As advised previously in EPTW, employers should keep in mind that there are currently other agency and court tests being used to determine independent contractor vs. employee status. There is the IRS’s Common Law test (20 factor test), the EEOC’s 16 factor test, state unemployment insurances agencies’ “ABC” test (most states), not to mention various other federal and state agencies using one or the other of the above tests and sometimes a combination of them. The more restrictive AI test withdrawn by the DOL last week went beyond the above tests and caused much employer confusion and potential misclassifications of IC versus employee determinations. Now employers must trust in their interpretation of these other tests to determine if engagement of a worker as an independent contractor is defensible should it be challenged.
To be safe employers that have cleaned up their outside worker engagement relationships may want to continue the safer approach to avoid problems.

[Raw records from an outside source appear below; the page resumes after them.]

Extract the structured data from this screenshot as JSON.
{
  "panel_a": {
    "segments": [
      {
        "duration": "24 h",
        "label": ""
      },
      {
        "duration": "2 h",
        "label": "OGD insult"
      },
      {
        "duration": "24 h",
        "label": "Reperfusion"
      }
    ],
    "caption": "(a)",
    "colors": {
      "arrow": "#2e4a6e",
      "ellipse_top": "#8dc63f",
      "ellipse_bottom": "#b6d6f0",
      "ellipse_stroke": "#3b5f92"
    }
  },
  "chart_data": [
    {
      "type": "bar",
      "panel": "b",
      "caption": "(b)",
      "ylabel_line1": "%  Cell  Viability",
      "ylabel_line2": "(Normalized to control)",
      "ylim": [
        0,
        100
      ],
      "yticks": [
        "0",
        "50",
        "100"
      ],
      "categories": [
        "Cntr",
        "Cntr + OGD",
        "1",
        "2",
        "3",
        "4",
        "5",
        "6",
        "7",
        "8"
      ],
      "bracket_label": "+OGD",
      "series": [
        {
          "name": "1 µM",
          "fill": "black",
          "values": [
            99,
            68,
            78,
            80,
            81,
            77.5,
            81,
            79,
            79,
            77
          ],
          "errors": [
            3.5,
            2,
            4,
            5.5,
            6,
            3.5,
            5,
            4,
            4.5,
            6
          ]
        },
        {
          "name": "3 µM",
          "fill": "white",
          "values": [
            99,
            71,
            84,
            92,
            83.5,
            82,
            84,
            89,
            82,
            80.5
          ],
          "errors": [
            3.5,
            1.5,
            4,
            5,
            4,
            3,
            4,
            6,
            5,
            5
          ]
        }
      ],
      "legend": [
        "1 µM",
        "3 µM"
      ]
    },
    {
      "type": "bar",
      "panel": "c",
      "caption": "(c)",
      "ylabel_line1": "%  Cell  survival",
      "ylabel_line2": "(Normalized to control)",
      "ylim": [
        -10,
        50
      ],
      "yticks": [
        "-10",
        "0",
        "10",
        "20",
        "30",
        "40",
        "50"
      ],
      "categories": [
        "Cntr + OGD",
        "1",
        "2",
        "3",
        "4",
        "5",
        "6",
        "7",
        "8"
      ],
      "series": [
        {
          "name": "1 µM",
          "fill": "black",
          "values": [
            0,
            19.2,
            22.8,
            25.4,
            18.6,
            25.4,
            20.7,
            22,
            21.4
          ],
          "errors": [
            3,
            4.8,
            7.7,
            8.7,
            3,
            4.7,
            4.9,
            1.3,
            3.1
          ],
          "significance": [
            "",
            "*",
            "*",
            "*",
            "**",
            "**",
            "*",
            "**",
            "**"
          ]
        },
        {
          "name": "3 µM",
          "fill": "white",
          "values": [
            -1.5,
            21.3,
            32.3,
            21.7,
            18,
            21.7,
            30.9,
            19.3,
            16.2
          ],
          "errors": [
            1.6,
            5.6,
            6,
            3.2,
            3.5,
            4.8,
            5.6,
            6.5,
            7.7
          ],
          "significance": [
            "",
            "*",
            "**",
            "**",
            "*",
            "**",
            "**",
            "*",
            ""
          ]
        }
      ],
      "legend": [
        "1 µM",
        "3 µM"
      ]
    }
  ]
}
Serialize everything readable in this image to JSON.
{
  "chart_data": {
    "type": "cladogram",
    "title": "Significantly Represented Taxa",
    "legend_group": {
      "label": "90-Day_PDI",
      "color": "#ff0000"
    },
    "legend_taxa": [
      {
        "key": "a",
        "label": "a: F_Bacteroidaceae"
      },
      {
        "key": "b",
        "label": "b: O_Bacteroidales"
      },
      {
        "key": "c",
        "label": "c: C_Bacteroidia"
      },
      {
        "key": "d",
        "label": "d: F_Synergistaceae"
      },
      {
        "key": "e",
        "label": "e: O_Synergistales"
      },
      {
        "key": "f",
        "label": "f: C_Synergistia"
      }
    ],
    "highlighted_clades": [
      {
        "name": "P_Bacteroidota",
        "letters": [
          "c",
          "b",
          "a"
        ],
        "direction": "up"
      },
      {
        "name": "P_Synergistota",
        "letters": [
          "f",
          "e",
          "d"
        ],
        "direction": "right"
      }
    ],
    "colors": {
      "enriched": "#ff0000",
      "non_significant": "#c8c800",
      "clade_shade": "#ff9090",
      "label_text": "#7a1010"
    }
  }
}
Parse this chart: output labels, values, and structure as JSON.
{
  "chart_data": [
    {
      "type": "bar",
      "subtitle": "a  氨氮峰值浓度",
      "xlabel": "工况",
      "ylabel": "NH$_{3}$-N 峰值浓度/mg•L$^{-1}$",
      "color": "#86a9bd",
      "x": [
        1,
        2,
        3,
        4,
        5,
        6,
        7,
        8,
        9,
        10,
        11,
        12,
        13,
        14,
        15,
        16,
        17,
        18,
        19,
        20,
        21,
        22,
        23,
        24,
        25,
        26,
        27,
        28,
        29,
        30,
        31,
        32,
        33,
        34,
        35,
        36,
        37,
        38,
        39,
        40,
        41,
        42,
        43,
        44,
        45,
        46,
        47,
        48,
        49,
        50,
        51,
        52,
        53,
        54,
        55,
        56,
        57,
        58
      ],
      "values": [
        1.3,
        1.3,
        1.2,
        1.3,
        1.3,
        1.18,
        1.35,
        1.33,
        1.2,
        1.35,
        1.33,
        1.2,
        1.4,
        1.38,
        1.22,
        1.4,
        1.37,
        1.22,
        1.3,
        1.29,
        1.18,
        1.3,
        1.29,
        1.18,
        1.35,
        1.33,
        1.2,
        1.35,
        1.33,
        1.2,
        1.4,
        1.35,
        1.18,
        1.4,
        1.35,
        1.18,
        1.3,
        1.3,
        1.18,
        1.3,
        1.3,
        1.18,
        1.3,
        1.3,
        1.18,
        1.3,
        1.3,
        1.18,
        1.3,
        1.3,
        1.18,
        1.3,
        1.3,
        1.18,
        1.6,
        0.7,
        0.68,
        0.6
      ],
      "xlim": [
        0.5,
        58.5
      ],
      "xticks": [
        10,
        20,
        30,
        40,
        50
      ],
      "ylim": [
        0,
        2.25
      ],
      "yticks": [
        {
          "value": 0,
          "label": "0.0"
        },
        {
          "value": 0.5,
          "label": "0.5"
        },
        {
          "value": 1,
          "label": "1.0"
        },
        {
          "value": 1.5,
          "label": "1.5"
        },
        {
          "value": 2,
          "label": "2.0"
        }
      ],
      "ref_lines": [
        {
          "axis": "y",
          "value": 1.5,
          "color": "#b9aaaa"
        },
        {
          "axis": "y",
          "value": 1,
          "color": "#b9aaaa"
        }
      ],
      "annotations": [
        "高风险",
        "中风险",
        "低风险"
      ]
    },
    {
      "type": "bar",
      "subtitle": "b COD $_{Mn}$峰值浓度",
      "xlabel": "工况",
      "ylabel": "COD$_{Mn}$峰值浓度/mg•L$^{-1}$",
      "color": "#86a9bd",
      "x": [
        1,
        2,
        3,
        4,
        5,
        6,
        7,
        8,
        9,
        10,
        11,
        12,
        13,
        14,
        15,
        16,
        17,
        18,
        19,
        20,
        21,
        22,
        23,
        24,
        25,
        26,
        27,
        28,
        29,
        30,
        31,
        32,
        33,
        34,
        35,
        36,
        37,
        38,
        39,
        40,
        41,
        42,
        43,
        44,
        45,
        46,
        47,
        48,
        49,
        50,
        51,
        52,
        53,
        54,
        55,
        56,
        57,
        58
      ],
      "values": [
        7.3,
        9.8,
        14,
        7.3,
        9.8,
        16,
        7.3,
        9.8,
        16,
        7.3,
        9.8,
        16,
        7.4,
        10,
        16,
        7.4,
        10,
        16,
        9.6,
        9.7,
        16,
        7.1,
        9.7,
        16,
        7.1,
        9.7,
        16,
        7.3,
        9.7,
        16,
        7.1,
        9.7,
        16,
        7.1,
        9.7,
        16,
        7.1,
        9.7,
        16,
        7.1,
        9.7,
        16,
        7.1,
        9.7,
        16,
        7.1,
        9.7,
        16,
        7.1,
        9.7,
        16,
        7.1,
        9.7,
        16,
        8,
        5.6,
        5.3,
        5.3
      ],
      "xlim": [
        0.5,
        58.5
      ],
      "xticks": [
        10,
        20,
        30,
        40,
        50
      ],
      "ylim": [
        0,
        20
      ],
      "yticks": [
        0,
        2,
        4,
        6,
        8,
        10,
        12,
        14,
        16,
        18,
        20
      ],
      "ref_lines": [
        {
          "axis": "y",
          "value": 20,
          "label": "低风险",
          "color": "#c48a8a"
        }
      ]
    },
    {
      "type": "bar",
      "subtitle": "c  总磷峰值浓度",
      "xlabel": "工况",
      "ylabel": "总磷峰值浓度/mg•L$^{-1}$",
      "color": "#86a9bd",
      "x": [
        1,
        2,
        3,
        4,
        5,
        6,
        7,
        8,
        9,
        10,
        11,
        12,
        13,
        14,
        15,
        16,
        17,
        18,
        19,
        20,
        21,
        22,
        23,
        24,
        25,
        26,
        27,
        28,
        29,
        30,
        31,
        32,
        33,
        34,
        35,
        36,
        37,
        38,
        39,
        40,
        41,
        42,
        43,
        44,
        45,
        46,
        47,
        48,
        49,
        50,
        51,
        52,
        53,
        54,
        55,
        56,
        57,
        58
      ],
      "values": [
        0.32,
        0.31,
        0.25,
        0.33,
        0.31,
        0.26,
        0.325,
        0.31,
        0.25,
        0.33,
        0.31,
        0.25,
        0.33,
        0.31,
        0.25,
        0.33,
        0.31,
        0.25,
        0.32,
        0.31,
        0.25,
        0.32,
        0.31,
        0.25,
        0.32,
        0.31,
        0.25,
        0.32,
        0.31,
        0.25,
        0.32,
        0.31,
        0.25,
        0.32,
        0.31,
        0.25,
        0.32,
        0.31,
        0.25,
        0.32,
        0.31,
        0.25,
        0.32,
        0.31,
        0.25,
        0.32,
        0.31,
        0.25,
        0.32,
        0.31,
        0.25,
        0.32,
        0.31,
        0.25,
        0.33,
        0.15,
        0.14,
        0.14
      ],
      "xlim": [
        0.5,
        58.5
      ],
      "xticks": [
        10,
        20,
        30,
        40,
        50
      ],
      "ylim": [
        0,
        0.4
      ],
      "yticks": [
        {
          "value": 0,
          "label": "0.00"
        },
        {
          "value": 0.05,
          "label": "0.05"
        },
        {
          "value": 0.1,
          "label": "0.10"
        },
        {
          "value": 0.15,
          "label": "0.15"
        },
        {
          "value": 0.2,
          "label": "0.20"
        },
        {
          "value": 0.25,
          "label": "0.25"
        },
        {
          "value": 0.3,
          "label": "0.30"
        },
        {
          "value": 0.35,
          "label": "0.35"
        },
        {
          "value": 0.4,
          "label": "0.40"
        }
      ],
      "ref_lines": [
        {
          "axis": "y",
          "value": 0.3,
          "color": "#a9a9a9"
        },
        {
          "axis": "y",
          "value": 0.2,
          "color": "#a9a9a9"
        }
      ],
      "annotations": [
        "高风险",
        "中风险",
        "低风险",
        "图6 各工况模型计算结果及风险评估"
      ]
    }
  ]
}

Law firm Seyfarth Shaw advises employers to evaluate their IC models under several relevant factors to ensure their assignment of IC status is correct:
- Ask the right questions about your independent contractors
- Be willing to relinquish control over ICs
- Be wary if your ICs perform services that are the core of your business
- Have a carefully drafted IC agreement
And some specific DO NOTs:
- DO NOT provide the IC with employee benefits, tools, equipment, etc.
- DO NOT ask the IC to perform services that are already being performed by employees
- DO NOT require the independent contractor to:
- Provide services exclusively for your organization
Perform services exclusively on the Company’s premises
Work established hours
Provide services personally
Attend employee meetings or events
Submit regular reports that ordinarily are required of employees (periodic status reports are OK)
Follow your instructions on the “who, how, when, and where” of getting the details of the project completed
- DO NOT assume an independent contractor relationship means you are free from managing within any applicable employment laws or company policies.
- DO NOT retain a contractor long term – the longer the worker is retained, the greater the risk
- DO NOT use employment terminology with Independent Contractors or treat them like employees
- DO NOT provide Independent Contractors with a Form W-2
If you have questions about determining independent contractors from employee, it is advisable to contact your legal counsel.